Hi,
>> This code:
>>
>> my $a='A';
>> $a ~~ s:perl5:g/A/{chr(65535)}/;
>> say $a.bytes;
>>
>> Outputs "0". Why?
>
>
> \uFFFF is not a legal unicode codepoint. chr(65535) should raise an exception of some type. So the above code does seem show a possible bug. But as that chr(65535) is an undefined char, who knows what the code is acually doing.
In my opinion (that can be wrong), \uFFFF can be stored as an UTF-8 character, it should be 0xEF~0xBF~0xBF. If I do it outside the regexp (I mean "say chr(65535).bytes", it works well.

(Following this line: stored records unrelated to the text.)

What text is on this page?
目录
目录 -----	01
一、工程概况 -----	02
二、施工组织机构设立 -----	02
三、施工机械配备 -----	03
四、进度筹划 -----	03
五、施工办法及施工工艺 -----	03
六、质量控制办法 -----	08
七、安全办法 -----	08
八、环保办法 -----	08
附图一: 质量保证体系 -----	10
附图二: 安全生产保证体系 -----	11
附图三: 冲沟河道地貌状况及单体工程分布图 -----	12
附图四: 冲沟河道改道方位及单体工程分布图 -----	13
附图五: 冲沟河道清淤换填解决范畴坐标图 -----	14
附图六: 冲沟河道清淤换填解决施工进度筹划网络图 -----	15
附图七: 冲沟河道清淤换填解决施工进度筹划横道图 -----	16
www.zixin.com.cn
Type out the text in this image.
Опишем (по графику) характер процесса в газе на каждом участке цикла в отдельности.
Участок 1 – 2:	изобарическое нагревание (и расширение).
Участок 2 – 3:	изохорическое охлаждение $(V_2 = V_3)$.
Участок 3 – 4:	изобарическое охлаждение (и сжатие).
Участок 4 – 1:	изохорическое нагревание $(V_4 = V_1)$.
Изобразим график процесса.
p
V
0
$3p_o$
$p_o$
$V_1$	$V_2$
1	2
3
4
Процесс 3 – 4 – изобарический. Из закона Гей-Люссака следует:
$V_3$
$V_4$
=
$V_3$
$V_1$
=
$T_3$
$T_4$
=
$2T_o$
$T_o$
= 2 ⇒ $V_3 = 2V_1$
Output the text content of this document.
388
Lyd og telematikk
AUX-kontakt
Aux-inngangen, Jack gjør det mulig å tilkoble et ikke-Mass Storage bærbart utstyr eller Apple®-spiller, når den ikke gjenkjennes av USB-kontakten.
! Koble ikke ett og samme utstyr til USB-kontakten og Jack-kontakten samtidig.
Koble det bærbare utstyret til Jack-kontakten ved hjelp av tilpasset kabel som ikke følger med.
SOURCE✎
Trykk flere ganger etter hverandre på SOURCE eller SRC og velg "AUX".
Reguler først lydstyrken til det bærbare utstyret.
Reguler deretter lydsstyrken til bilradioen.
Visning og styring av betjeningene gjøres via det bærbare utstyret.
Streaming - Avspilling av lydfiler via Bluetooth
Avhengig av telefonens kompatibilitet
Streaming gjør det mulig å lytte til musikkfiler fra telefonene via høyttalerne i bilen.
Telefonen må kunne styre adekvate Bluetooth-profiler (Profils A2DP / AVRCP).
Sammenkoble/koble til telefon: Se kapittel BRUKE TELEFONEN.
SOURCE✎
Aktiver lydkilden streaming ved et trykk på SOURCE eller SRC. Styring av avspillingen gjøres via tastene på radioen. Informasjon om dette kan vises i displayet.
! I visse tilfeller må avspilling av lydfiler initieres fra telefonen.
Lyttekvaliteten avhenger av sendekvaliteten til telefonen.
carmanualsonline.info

Another "bug", I've found, it's not related to the regexps, but still unicode character one:
say chr(0x10FFFF).bytes;
The answer:
pugs: encodeUTF8: ord returned a value above 0x10FFFF
And if I start to increment $b, I will get:
pugs: Prelude.chr: bad argument
I don't understand it, as I thougth that unicode characters in the range of 0x00000000-0x7FFFFFFF. Is Haskell not supporting the whole set?
There is a Unicode version, called UCS-2, that is just between 0x0000-0xFFFF, but it still not answer the question.
[...]
Meanwhile, I've found this: http://std.dkuug.dk/jtc1/sc2/wg2/docs/n2175.htm
It can be the answer to my question.
Bye, Andras